Reinforcement learning for Bridge - NN model fails to learn legal actions

Question

Summary

I have built a neural network model for reinforcement learning that is supposed to learn to play the card game of Bridge. So it must predict Q-values of player's actions but also distinguish what actions are allowed.

Earlier, when I used a simple model - with only 56 binary input features the model was able to learn rules of the game. But when I tried to train a model with input layer consisting of 189 input parameters then it failed completely. It converged to predict constant output values, regardless of the input.

I have tried multiple models, training parameters and different sets of input data. I also checked my code multiple times to make sure I do not supply crappy input to the model. But since all seems to be correct and nothing works then I must be doing something fundamentally wrong. Can anybody tell me what it is?

The game

For those who know Bridge - I only focus on the trick-taking part of the game. I assume that the bidding phase is over before AI agents step in. So their decisions are only about which card from the player's hand should be played.

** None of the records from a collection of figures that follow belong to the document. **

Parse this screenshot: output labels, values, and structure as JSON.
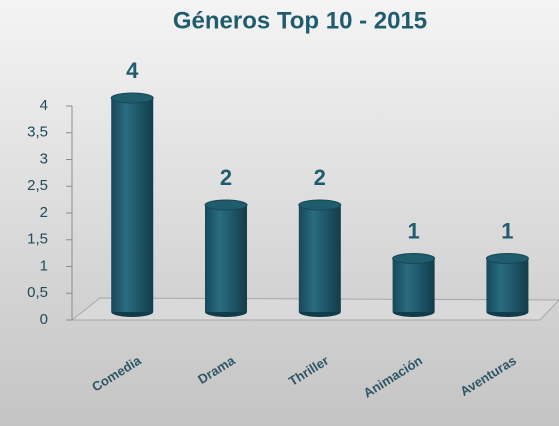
{
  "chart_data": {
    "type": "bar",
    "title": "Géneros Top 10 - 2015",
    "categories": [
      "Comedia",
      "Drama",
      "Thriller",
      "Animación",
      "Aventuras"
    ],
    "values": [
      4,
      2,
      2,
      1,
      1
    ],
    "color": "#1f5d6e",
    "ylim": [
      0,
      4
    ],
    "yticks": [
      0,
      {
        "value": 0.5,
        "label": "0,5"
      },
      1,
      {
        "value": 1.5,
        "label": "1,5"
      },
      2,
      {
        "value": 2.5,
        "label": "2,5"
      },
      3,
      {
        "value": 3.5,
        "label": "3,5"
      },
      4
    ],
    "grid": false
  }
}
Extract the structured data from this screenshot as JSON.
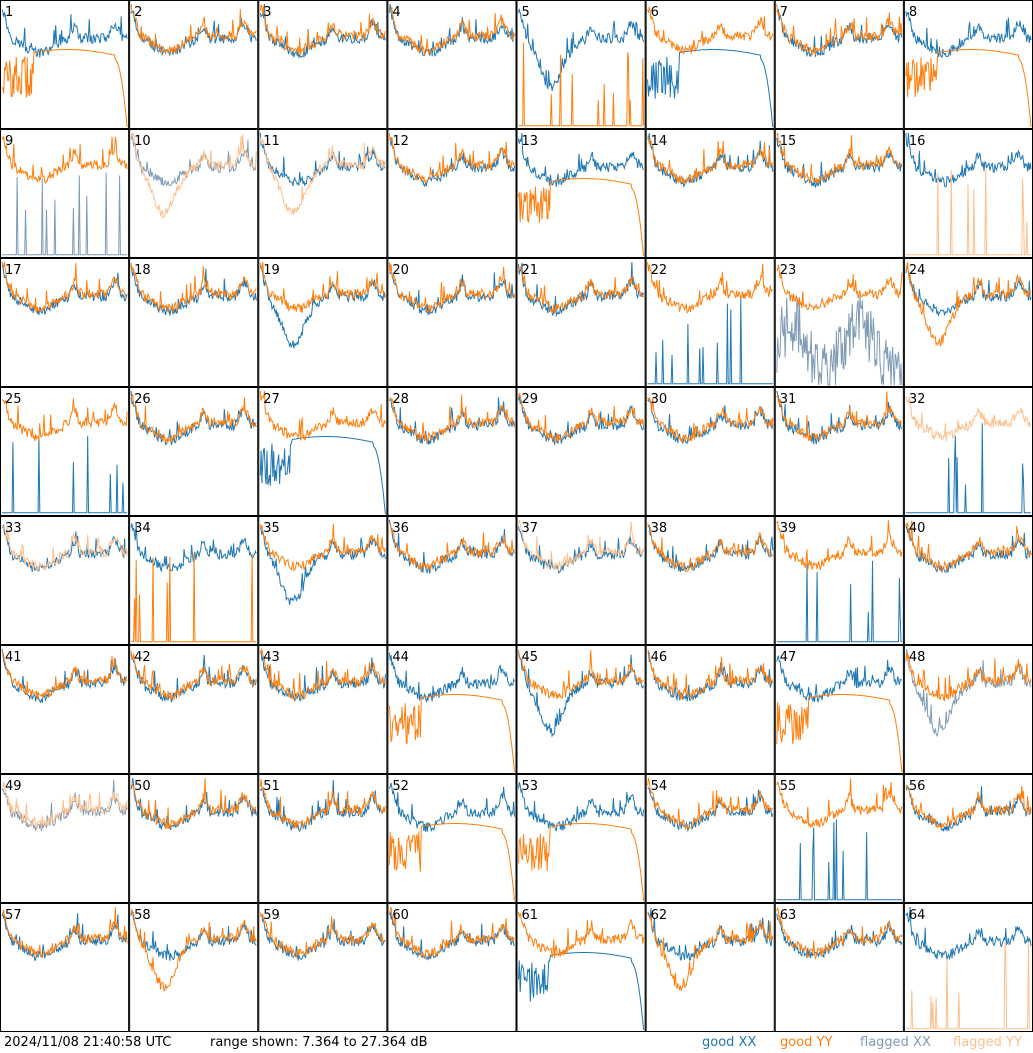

If you do not know Bridge, it is always played by four players - two teams of two. Each player has 13 cards and in each round everybody plays one card - the person who won last trick starts and three other players follow clockwise. The player who has the highest card wins the trick. You must follow the suit (if possible) of the first card played in current round.

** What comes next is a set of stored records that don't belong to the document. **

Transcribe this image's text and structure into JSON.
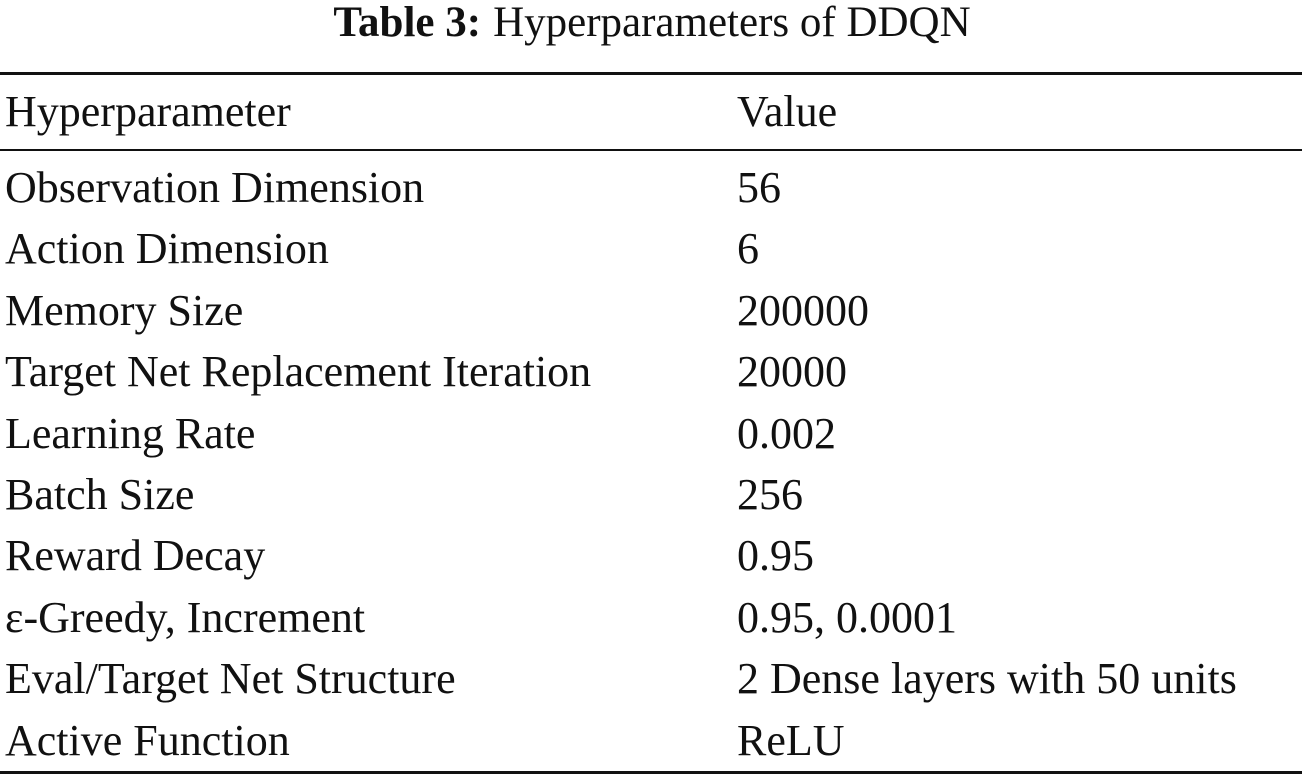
{
  "title": {
    "label": "Table 3:",
    "text": "Hyperparameters of DDQN"
  },
  "table": {
    "header": [
      "Hyperparameter",
      "Value"
    ],
    "rows": [
      [
        "Observation Dimension",
        "56"
      ],
      [
        "Action Dimension",
        "6"
      ],
      [
        "Memory Size",
        "200000"
      ],
      [
        "Target Net Replacement Iteration",
        "20000"
      ],
      [
        "Learning Rate",
        "0.002"
      ],
      [
        "Batch Size",
        "256"
      ],
      [
        "Reward Decay",
        "0.95"
      ],
      [
        "ε-Greedy, Increment",
        "0.95, 0.0001"
      ],
      [
        "Eval/Target Net Structure",
        "2 Dense layers with 50 units"
      ],
      [
        "Active Function",
        "ReLU"
      ]
    ]
  }
}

So in essence the rules are simple but strategies may be complex considering that every player has 12 decisions to make in each game (for 13 rounds of play minus last one when you toss the last card from your hand). After all 13 tricks are played game result is decided based on how many tricks were won by each team.

The model

So I have 4 NN agents that I am trying to train - one for each player. First, agents must learn game rules and then, at the later stage they should learn winning strategies. The output of each Agent’s model is a Q-value for each card from the deck of 52 cards. So I am training a regression model trying to predict Q-values of 52 actions.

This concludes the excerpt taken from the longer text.